Studies in tropical American rainforests suggest much undescribed novelty in insects comes from the beetles, which provided the basis for the original high richness estimate. Although beetle dominance may be true in places such as the Neotropics, this might be an artifact of the collection and research biases of entomologists. In some well-studied temperate regions such as Britain and Canada, species of true flies (Diptera) appear to outnumber beetles. Studies of canopy insects of the tropical island of Borneo have shown that both Hymenoptera and Diptera can be more species rich at particular sites than the Coleoptera. Comprehensive regional inventories or credible estimates of insect faunal diversity may eventually tell us which order of insects is globally most diverse.

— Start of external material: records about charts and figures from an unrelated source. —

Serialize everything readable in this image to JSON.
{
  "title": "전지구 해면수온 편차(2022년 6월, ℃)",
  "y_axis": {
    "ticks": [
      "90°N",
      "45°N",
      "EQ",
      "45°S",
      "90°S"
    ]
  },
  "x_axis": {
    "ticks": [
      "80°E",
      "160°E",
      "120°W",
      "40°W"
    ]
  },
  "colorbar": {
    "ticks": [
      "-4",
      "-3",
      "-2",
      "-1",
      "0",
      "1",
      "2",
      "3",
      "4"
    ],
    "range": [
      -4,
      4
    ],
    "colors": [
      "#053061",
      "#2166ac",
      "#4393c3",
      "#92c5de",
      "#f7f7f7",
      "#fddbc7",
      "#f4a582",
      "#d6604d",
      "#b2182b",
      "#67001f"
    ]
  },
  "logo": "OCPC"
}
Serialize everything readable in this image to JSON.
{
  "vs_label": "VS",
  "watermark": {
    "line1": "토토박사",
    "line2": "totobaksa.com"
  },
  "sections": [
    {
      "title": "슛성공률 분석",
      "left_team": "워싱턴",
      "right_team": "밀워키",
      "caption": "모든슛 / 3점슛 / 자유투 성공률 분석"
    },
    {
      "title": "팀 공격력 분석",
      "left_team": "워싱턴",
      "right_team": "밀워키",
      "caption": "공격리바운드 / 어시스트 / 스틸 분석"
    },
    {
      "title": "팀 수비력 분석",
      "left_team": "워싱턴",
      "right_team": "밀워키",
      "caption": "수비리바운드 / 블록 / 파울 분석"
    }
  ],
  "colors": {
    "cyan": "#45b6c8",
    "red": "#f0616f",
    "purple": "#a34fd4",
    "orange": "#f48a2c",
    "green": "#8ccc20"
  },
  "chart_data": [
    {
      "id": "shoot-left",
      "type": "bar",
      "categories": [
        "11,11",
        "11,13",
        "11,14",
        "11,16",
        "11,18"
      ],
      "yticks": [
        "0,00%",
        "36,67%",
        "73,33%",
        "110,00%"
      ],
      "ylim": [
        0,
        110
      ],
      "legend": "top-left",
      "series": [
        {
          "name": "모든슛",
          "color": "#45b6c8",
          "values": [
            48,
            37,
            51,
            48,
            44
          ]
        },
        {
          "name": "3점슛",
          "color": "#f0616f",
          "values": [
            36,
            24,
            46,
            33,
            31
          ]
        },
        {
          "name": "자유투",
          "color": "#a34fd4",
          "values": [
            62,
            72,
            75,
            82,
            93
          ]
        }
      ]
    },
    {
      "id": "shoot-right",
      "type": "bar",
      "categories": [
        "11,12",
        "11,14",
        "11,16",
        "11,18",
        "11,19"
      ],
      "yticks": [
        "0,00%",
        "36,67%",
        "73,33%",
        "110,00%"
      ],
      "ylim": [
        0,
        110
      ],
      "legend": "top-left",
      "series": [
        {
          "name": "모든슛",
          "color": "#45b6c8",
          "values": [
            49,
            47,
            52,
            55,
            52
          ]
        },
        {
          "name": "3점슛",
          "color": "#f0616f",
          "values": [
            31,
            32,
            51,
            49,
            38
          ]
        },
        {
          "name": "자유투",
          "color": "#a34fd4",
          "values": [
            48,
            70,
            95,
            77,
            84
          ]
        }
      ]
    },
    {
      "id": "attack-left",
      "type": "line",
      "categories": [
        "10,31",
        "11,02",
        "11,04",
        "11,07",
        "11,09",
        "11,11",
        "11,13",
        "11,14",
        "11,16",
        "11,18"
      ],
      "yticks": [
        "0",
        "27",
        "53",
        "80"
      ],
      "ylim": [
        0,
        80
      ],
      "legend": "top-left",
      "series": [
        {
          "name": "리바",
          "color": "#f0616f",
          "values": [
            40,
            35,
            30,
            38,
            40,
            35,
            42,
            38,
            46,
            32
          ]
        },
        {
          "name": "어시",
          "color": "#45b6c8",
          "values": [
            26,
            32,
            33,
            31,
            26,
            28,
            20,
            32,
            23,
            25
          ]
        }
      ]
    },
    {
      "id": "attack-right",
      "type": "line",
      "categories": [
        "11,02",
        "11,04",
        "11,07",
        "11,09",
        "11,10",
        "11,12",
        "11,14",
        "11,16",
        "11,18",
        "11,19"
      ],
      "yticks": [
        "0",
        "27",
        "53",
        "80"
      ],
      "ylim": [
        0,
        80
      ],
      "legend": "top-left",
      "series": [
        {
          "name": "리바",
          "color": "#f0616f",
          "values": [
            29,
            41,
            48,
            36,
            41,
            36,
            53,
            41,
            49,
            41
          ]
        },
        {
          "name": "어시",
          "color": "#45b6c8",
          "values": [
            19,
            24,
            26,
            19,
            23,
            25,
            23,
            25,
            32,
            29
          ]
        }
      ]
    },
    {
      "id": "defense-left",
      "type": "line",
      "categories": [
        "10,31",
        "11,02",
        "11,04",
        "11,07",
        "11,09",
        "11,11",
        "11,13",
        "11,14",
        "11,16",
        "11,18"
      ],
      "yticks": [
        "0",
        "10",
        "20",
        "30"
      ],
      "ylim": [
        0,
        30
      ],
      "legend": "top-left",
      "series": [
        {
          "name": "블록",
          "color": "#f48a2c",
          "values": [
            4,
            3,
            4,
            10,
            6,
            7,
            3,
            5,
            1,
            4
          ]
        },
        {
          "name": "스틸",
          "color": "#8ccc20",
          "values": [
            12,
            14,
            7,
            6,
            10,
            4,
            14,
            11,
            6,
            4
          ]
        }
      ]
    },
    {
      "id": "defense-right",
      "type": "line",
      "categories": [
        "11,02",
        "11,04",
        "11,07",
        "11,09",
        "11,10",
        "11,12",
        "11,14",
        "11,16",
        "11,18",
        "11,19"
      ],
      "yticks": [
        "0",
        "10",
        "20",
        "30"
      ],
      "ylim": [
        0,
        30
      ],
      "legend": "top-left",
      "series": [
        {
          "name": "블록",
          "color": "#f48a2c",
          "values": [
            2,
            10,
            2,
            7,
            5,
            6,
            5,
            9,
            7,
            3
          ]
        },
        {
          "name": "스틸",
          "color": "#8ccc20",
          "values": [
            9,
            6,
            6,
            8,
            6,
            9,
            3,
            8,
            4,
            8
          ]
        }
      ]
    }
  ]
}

Whether we estimate 30–80 million species or an order of magnitude less, insects constitute at least half of global species diversity (Fig. 1.1). If we consider only life on land, insects comprise an even greater proportion of extant species, since the radiation of insects is a predominantly terrestrial phenomenon. The relative contribution of insects to global diversity will be some- what lessened if marine diversity, to which insects make a negligible contribution, actually is higher than currently understood.

Speciescape, in which the size of individual organisms is approximately proportional to the number of described species in the higher taxon that it represents.
Figures 1.1. Speciescape, in which the size of individual organisms is approximately proportional to the number of described species in the higher taxon that it represents.